War of the Spark is brimming with potential. Among the many cards that seem pushed for Constructed, Finale of Promise caught my eye.

Finale of Promise

Forget about the “if X is 10 or more” trinket text for now and focus on the mid-game. Suppose you have Lava Spike and Lightning Bolt in your graveyard. Then Finale of Promise effectively deals 6 damage for 1RR. That’s a great rate for a single card. And if you flash back Serum Visions and Opt, you’ve effectively created one of the best red card draw spells of all time.

What makes Finale of Promise even better is that it casts the cards from your graveyard. This means that Finale of Promise can bring back Arclight Phoenix by itself, trigger Runaway Steam-Kin or Guttersnipe, or trigger prowess three times.

Consider this sequence, for example:

Turn 1: Mountain, Monastery Swiftspear, attack. Opponent down to 19.

Turn 2: Mountain, Lightning Bolt, Lava Spike, attack. Opponent down to 10.

Turn 3: Mountain, Finale of Promise, recast both spells, attack. Opponent down to 0.

The probability of getting this sequence is less than 2%—I ran the numbers—but like any four card combo, it’s not completely outside the realm of possibility.

How Many Instants and Sorceries Do You Need?

Finale of Promise can be very powerful if you can cast two spells. But if your graveyard contains only a sorcery with no instant, or vice versa, then it’s like a bad Snapcaster Mage without the 2/1 attached. That wouldn’t be worth it. So your deck really needs to be able to find both card types with sufficient consistency.

The following table shows the probability of drawing at least one instant and at least one sorcery in your top 10 cards (i.e., by turn 4 on the play) in 60-card decks. It’s just a quick multivariate hypergeometric calculation without any conditioning, but it should be insightful enough.

Deck composition Probability to draw instant and sorcery
7 sorceries, 7 instants 53.7%
8 sorceries, 8 instants 61.3%
9 sorceries, 9 instants 68.1%
10 sorceries, 10 instants 73.9%
11 sorceries, 11 instants 78.8%
12 sorceries, 12 instants 83.0%
13 sorceries, 13 instants 86.4%
14 sorceries, 14 instants 89.3%
15 sorceries, 15 instants 91.6%

To get sufficient value out of Finale of Promise, I’d say that you need to be able to target two spells in the mid-game at least 85% of the time. Using the table, this corresponds to 13 sorceries and 13 instants. If you’re curious: An 11/15 split would also still work, but a 10/16 split would dip slightly below 85%. In any case, you shouldn’t count Finale of Promise itself among the sorceries.

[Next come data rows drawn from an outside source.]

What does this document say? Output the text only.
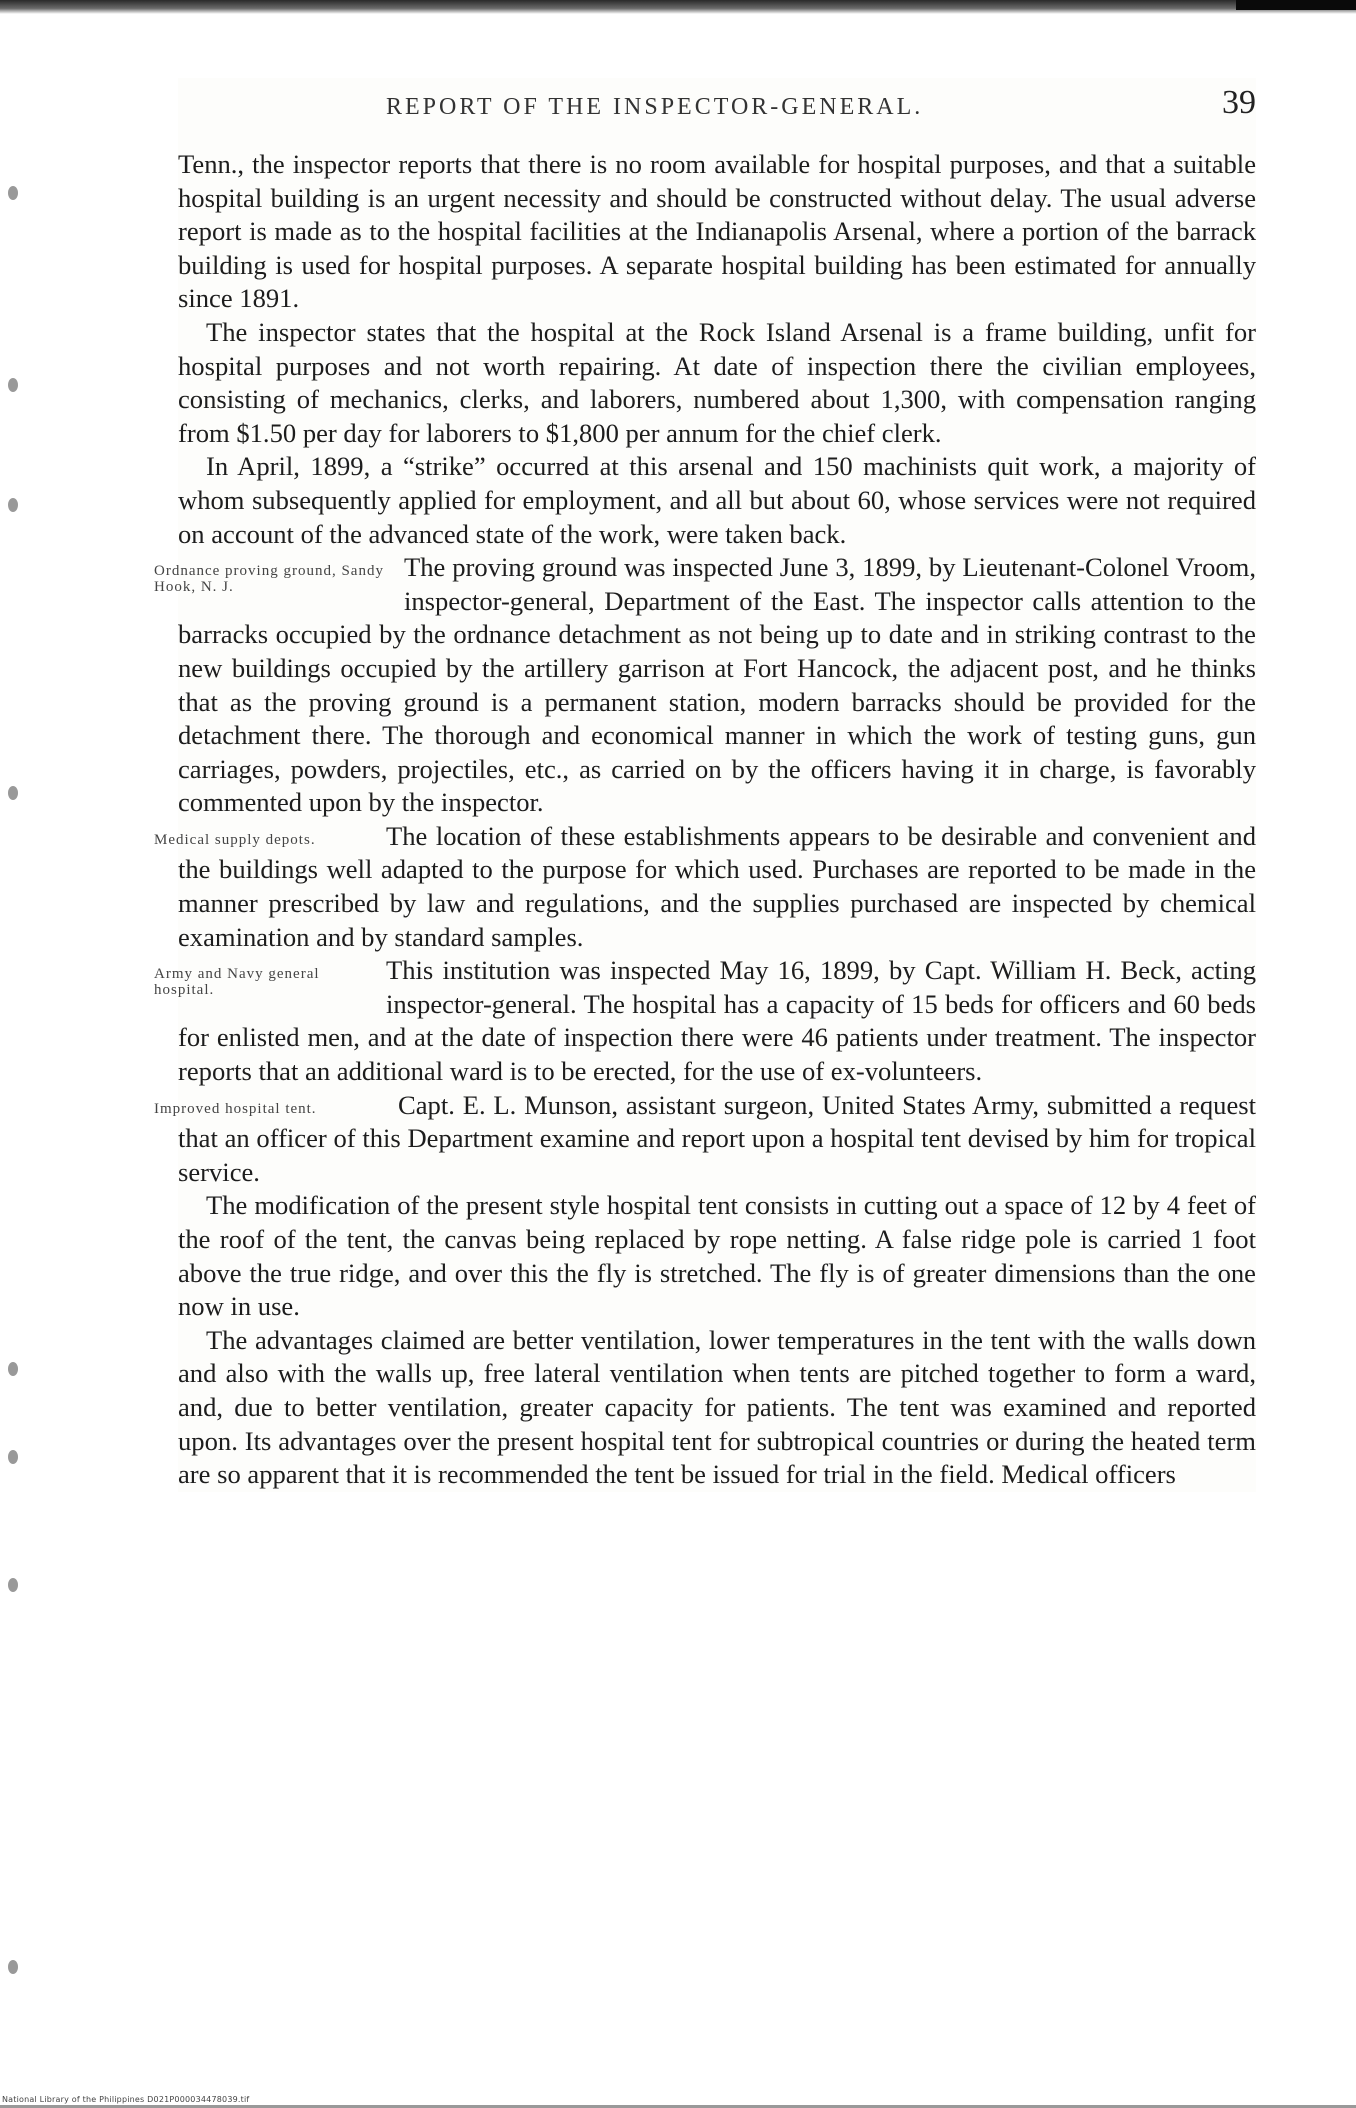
REPORT OF THE INSPECTOR-GENERAL.	39

Tenn., the inspector reports that there is no room available for hospital purposes, and that a suitable hospital building is an urgent necessity and should be constructed without delay. The usual adverse report is made as to the hospital facilities at the Indianapolis Arsenal, where a portion of the barrack building is used for hospital purposes. A separate hospital building has been estimated for annually since 1891.

The inspector states that the hospital at the Rock Island Arsenal is a frame building, unfit for hospital purposes and not worth repairing. At date of inspection there the civilian employees, consisting of mechanics, clerks, and laborers, numbered about 1,300, with compensation ranging from $1.50 per day for laborers to $1,800 per annum for the chief clerk.

In April, 1899, a “strike” occurred at this arsenal and 150 machinists quit work, a majority of whom subsequently applied for employment, and all but about 60, whose services were not required on account of the advanced state of the work, were taken back.

Ordnance proving ground, Sandy Hook, N. J.

The proving ground was inspected June 3, 1899, by Lieutenant-Colonel Vroom, inspector-general, Department of the East. The inspector calls attention to the barracks occupied by the ordnance detachment as not being up to date and in striking contrast to the new buildings occupied by the artillery garrison at Fort Hancock, the adjacent post, and he thinks that as the proving ground is a permanent station, modern barracks should be provided for the detachment there. The thorough and economical manner in which the work of testing guns, gun carriages, powders, projectiles, etc., as carried on by the officers having it in charge, is favorably commented upon by the inspector.

Medical supply depots.	The location of these establishments appears to be desirable and convenient and the buildings well adapted to the purpose for which used. Purchases are reported to be made in the manner prescribed by law and regulations, and the supplies purchased are inspected by chemical examination and by standard samples.

Army and Navy general hospital.

This institution was inspected May 16, 1899, by Capt. William H. Beck, acting inspector-general. The hospital has a capacity of 15 beds for officers and 60 beds for enlisted men, and at the date of inspection there were 46 patients under treatment. The inspector reports that an additional ward is to be erected, for the use of ex-volunteers.

Improved hospital tent.	Capt. E. L. Munson, assistant surgeon, United States Army, submitted a request that an officer of this Department examine and report upon a hospital tent devised by him for tropical service.

The modification of the present style hospital tent consists in cutting out a space of 12 by 4 feet of the roof of the tent, the canvas being replaced by rope netting. A false ridge pole is carried 1 foot above the true ridge, and over this the fly is stretched. The fly is of greater dimensions than the one now in use.

The advantages claimed are better ventilation, lower temperatures in the tent with the walls down and also with the walls up, free lateral ventilation when tents are pitched together to form a ward, and, due to better ventilation, greater capacity for patients. The tent was examined and reported upon. Its advantages over the present hospital tent for subtropical countries or during the heated term are so apparent that it is recommended the tent be issued for trial in the field. Medical officers

National Library of the Philippines D021P000034478039.tif
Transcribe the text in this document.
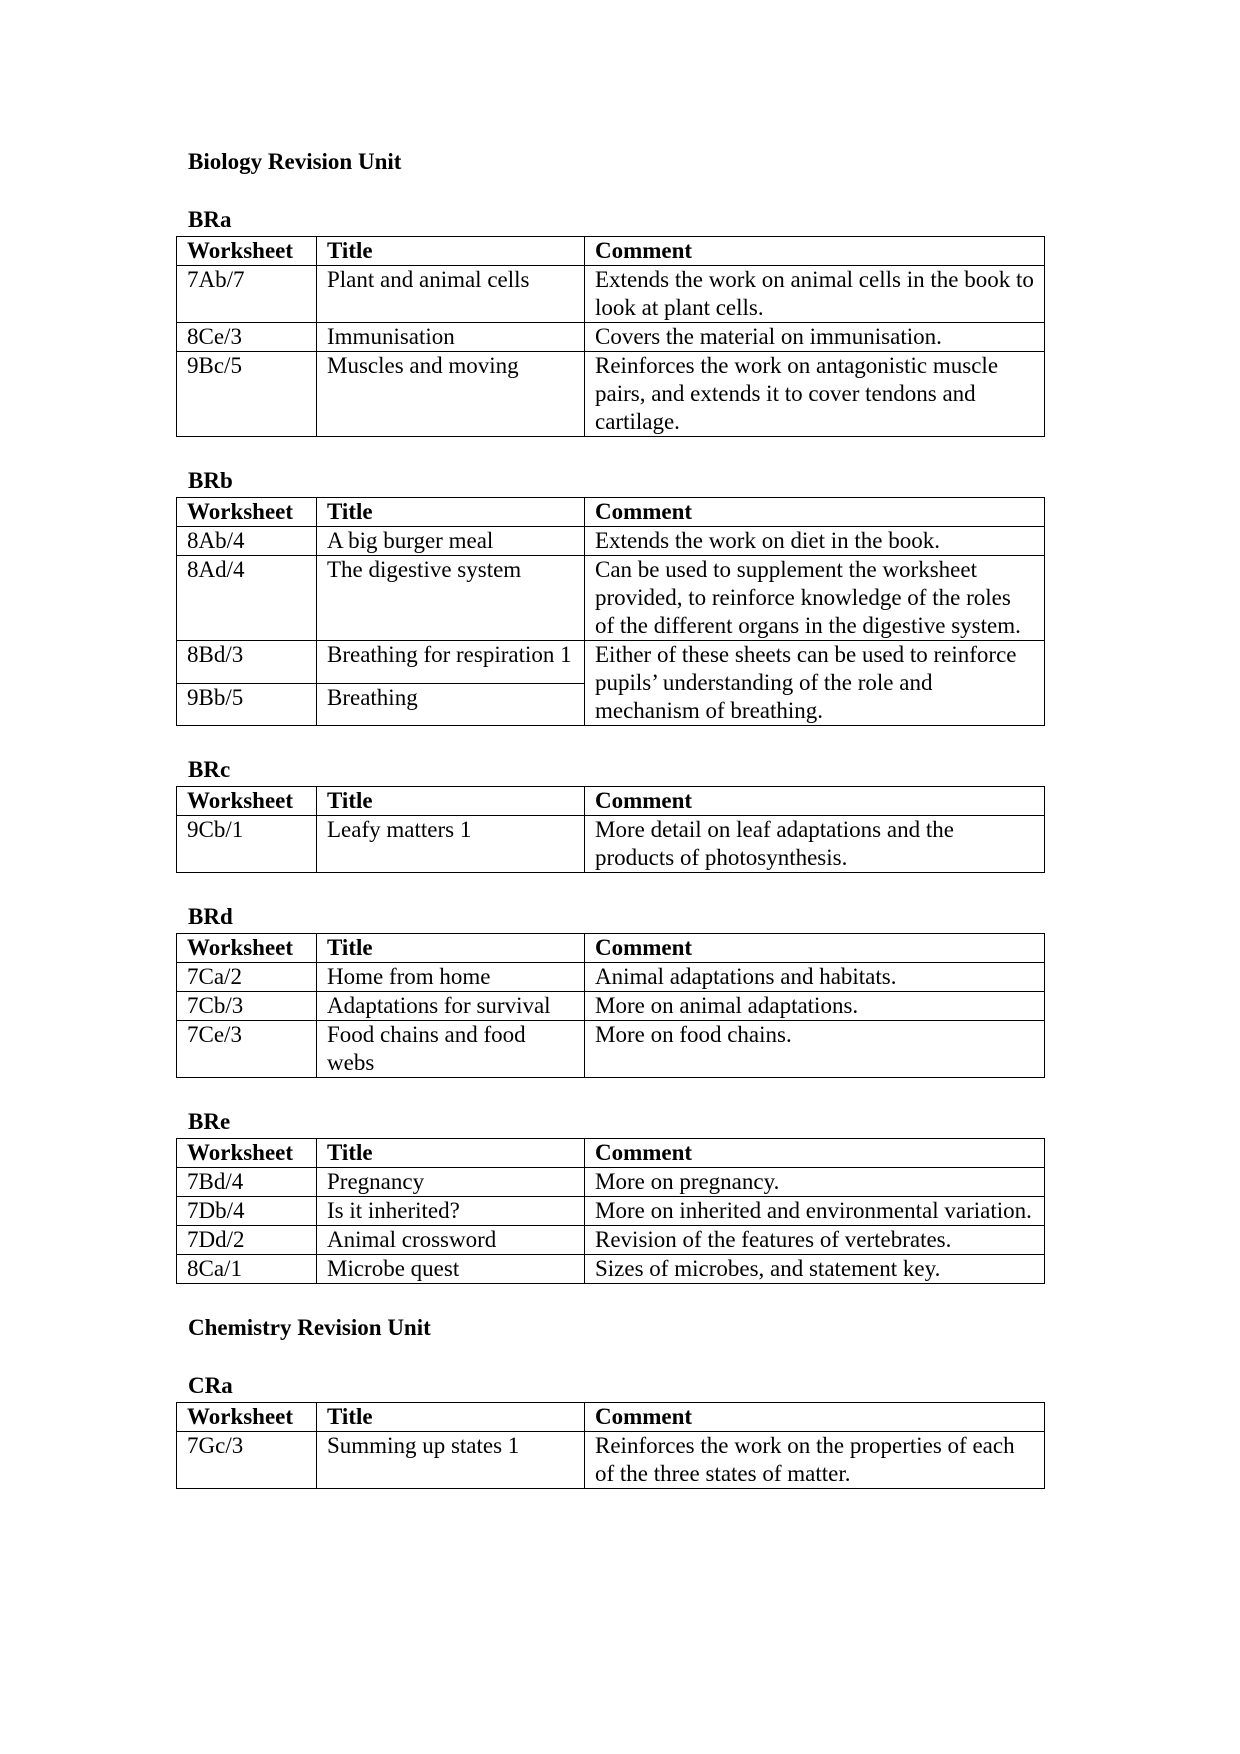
Biology Revision Unit
BRa
Worksheet	Title	Comment
7Ab/7	Plant and animal cells	Extends the work on animal cells in the book to look at plant cells.
8Ce/3	Immunisation	Covers the material on immunisation.
9Bc/5	Muscles and moving	Reinforces the work on antagonistic muscle pairs, and extends it to cover tendons and cartilage.
BRb
Worksheet	Title	Comment
8Ab/4	A big burger meal	Extends the work on diet in the book.
8Ad/4	The digestive system	Can be used to supplement the worksheet provided, to reinforce knowledge of the roles of the different organs in the digestive system.
8Bd/3	Breathing for respiration 1	Either of these sheets can be used to reinforce pupils’ understanding of the role and mechanism of breathing.
9Bb/5	Breathing	
BRc
Worksheet	Title	Comment
9Cb/1	Leafy matters 1	More detail on leaf adaptations and the products of photosynthesis.
BRd
Worksheet	Title	Comment
7Ca/2	Home from home	Animal adaptations and habitats.
7Cb/3	Adaptations for survival	More on animal adaptations.
7Ce/3	Food chains and food webs	More on food chains.
BRe
Worksheet	Title	Comment
7Bd/4	Pregnancy	More on pregnancy.
7Db/4	Is it inherited?	More on inherited and environmental variation.
7Dd/2	Animal crossword	Revision of the features of vertebrates.
8Ca/1	Microbe quest	Sizes of microbes, and statement key.
Chemistry Revision Unit
CRa
Worksheet	Title	Comment
7Gc/3	Summing up states 1	Reinforces the work on the properties of each of the three states of matter.
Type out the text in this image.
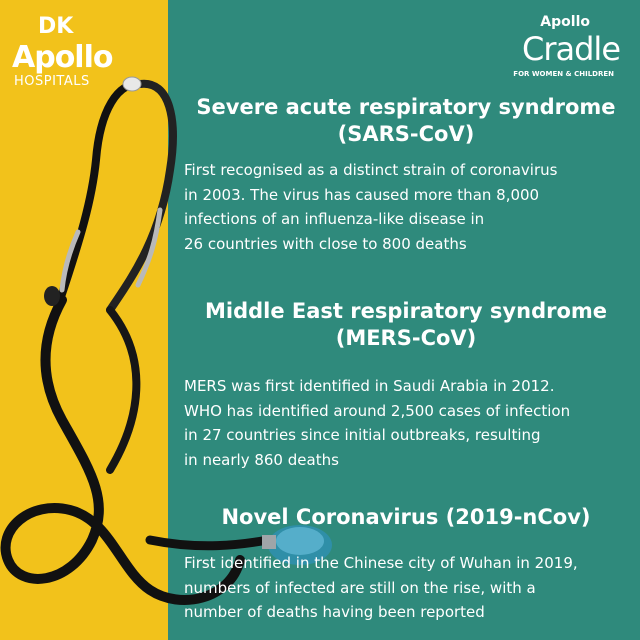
DK
Apollo
HOSPITALS
Apollo
Cradle
FOR WOMEN & CHILDREN
Severe acute respiratory syndrome
(SARS-CoV)
First recognised as a distinct strain of coronavirus
in 2003. The virus has caused more than 8,000
infections of an influenza-like disease in
26 countries with close to 800 deaths
Middle East respiratory syndrome
(MERS-CoV)
MERS was first identified in Saudi Arabia in 2012.
WHO has identified around 2,500 cases of infection
in 27 countries since initial outbreaks, resulting
in nearly 860 deaths
Novel Coronavirus (2019-nCov)
First identified in the Chinese city of Wuhan in 2019,
numbers of infected are still on the rise, with a
number of deaths having been reported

A deck with an abundance of card draw spells could lower the instant and non-Finale sorcery count a bit further, but I would be hesitant to go below 10 copies of each.

What is a Good Home for This Card?

Mono-Red Phoenix in Modern should be able to put Finale of Promise to good use. All of its creatures benefit when you cast instants or sorceries, and the deck has a good mix of both. The following list has 14 non-Finale sorceries and 13 instants.

Mono-Red Phoenix

18 Mountain
4 Arclight Phoenix
4 Monastery Swiftspear
4 Soul-Scar Mage
3 Finale of Promise
4 Faithless Looting
4 Light Up the Stage
4 Lava Spike
2 Forked Bolt
4 Gut Shot
4 Lightning Bolt
4 Manamorphose
1 Mutagenic Growth

2 Ravenous Trap
2 Blood Moon
2 Shatterstorm
2 Abrade
2 Rending Volley
1 Surgical Extraction
1 Flame Slash
2 Dragon's Claw
1 Kozilek's Return

To make room for Finale of Promise, I shaved the Bedlam Revelers that were previously the top-end of the deck. Bedlam Reveler also doesn’t synergize with effects that exile spells from your graveyard, so it’s one or the other. I think Finale of Promise is powerful and explosive enough to make the cut.

Where do you see Finale of Promise fitting in?